Through the use of dramatic irony via the shifting point-of-view, two important facts are revealed to the reader, yet hidden from the characters. First, the reader learns that Funke and Liv should have each received a £50,000 inheritance from Grandpa. Grandma insists that Margot sent the money to Nigeria, defending Margot when Liv begins to suspect that something strange happened years ago with Funke’s removal from London. However, through Funke’s point of view, the reader learns that Funke only received £10,000. This fact continues to convey that Margot is an antagonist in the text, as she lied about the money, while also building suspense toward the moment when Kate uncovers the truth about her mother. 

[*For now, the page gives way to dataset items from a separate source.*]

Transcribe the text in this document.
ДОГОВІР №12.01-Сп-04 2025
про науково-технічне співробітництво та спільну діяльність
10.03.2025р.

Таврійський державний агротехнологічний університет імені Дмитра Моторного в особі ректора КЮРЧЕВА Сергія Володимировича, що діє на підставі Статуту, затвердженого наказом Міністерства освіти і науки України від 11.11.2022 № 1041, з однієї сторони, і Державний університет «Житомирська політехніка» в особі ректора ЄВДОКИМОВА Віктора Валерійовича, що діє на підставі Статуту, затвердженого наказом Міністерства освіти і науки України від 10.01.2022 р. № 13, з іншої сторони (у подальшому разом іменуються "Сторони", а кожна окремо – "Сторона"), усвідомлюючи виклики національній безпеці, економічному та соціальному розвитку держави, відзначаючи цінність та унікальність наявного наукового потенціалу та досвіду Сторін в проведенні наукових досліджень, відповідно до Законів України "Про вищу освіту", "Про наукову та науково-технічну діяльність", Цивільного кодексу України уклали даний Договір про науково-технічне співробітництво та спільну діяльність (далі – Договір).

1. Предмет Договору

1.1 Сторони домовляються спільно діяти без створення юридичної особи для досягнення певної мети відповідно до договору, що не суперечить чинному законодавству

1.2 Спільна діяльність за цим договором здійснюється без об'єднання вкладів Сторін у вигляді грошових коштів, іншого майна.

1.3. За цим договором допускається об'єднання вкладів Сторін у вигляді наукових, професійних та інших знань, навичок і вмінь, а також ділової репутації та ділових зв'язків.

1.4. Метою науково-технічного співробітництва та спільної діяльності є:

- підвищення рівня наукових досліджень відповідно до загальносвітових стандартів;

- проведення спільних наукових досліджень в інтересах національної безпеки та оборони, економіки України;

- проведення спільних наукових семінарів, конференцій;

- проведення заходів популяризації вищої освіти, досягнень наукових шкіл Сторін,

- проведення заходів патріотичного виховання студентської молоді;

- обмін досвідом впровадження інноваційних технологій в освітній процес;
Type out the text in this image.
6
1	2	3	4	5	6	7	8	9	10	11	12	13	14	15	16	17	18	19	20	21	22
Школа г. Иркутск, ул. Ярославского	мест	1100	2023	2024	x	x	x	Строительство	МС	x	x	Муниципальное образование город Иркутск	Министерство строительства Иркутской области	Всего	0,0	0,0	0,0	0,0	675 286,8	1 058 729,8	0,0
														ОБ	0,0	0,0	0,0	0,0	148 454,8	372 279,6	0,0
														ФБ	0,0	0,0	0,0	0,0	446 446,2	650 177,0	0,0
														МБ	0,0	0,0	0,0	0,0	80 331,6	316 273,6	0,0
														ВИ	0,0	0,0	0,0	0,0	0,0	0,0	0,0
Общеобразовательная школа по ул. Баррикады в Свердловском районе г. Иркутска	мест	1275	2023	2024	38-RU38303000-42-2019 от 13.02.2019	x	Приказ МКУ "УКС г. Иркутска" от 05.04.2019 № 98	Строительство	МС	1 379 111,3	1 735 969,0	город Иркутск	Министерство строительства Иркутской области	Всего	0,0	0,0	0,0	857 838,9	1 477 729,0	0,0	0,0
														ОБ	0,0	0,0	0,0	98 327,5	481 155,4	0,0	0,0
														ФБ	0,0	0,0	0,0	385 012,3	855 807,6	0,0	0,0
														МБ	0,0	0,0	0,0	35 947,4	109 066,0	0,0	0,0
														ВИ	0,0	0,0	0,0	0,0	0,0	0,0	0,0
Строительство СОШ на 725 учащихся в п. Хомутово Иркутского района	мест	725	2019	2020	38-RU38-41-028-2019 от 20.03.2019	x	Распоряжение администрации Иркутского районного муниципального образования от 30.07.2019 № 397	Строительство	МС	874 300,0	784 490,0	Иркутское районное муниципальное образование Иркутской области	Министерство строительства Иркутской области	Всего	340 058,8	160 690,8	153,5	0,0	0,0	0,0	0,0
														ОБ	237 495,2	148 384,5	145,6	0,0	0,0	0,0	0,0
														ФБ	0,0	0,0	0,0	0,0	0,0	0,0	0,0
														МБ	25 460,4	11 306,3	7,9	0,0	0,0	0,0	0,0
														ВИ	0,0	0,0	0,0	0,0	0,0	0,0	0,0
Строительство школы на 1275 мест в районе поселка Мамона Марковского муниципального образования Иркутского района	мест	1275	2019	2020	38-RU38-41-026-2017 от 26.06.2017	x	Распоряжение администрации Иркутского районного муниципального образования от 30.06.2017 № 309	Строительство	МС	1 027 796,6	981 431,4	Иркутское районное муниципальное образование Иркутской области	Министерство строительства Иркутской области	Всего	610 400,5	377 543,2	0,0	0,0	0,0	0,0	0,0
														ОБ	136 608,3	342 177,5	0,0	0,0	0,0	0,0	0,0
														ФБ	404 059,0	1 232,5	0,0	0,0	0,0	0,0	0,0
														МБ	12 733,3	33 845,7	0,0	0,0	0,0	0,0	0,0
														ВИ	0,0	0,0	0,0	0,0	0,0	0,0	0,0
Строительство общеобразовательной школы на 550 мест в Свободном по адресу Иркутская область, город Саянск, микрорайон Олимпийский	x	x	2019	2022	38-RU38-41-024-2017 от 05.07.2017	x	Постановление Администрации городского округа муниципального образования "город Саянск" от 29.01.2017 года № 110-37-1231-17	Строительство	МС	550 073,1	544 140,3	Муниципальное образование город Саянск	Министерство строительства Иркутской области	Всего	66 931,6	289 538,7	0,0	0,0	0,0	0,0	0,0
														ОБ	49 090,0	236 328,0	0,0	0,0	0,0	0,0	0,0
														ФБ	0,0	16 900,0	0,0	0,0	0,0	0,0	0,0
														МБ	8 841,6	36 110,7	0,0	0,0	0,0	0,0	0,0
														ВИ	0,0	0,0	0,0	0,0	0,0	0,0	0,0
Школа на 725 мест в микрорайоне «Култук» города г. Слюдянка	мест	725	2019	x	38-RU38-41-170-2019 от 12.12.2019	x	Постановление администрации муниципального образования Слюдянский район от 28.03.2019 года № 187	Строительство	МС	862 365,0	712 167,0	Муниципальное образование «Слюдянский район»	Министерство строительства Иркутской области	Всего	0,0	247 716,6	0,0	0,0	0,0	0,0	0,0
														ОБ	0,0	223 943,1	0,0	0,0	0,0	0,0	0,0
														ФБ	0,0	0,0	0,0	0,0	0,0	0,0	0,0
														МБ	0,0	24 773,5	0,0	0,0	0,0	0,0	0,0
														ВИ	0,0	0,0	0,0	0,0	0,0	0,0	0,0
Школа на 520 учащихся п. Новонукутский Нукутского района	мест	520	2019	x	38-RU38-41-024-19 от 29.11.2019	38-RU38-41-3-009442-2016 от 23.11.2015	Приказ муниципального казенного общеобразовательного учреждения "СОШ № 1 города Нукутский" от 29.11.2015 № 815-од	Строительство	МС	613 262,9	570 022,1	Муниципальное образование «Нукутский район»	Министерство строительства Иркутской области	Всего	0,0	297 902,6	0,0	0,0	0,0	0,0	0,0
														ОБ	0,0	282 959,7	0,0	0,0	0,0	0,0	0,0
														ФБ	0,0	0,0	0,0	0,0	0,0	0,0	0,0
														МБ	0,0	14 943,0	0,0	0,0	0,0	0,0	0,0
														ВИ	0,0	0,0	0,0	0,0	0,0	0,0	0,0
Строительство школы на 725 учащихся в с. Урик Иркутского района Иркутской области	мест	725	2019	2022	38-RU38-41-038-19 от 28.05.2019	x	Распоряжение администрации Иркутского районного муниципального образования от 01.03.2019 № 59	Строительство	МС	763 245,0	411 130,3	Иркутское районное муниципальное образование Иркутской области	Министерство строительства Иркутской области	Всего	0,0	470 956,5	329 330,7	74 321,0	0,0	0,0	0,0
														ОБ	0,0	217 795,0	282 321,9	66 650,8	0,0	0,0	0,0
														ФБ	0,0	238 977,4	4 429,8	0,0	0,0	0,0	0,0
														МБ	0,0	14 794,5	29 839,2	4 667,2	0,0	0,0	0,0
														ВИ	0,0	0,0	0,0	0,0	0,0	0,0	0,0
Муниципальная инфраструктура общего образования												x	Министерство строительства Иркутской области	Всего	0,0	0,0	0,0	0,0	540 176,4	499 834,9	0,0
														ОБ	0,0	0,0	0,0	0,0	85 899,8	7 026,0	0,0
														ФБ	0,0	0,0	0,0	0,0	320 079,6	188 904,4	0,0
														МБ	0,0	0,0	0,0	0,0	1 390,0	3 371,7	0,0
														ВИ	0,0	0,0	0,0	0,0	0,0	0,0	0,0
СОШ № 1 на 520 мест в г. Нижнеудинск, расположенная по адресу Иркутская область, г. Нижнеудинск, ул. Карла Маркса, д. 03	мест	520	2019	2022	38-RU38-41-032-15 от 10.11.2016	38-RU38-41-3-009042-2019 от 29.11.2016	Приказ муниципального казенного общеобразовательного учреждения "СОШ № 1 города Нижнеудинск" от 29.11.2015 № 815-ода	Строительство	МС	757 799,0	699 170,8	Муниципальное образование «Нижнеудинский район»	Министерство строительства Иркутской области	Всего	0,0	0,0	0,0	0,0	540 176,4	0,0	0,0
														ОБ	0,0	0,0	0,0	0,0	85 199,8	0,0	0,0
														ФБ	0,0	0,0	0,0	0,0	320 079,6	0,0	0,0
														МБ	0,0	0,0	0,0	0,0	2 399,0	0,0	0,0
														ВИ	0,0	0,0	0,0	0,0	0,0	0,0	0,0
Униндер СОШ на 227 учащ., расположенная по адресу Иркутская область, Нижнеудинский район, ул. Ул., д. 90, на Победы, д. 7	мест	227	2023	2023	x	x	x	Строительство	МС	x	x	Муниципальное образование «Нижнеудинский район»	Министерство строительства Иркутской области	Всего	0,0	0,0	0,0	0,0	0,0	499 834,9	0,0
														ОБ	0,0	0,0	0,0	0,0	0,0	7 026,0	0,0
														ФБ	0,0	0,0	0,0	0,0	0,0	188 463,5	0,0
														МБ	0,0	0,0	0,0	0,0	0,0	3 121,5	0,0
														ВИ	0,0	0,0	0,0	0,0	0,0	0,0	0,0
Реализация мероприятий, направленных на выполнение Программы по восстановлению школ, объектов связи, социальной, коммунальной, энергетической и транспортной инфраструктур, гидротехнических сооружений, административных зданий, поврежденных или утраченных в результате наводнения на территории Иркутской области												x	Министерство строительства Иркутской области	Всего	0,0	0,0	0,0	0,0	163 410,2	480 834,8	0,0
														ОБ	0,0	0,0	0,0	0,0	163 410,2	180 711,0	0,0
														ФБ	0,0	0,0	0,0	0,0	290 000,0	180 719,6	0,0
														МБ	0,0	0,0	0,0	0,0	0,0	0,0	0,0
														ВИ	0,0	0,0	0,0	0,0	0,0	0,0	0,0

Additionally, the reader also knows that Funke is still alive, while Liv does not. When Liv sees Kate on the television at the Olympics, she excitedly tries to tell Grandma, yet Grandma insists that Liv is imagining things and convinces Liv that she is wrong. While this is a humorous moment in the text, it also serves as the catalyst for Liv’s commitment to treatment for her substance misuse, as she realizes just how much the trauma of losing Funke continues to affect her. Additionally, like the other moment of dramatic irony, it also builds suspense in the novel to the moment when Liv finally realizes that Kate has survived.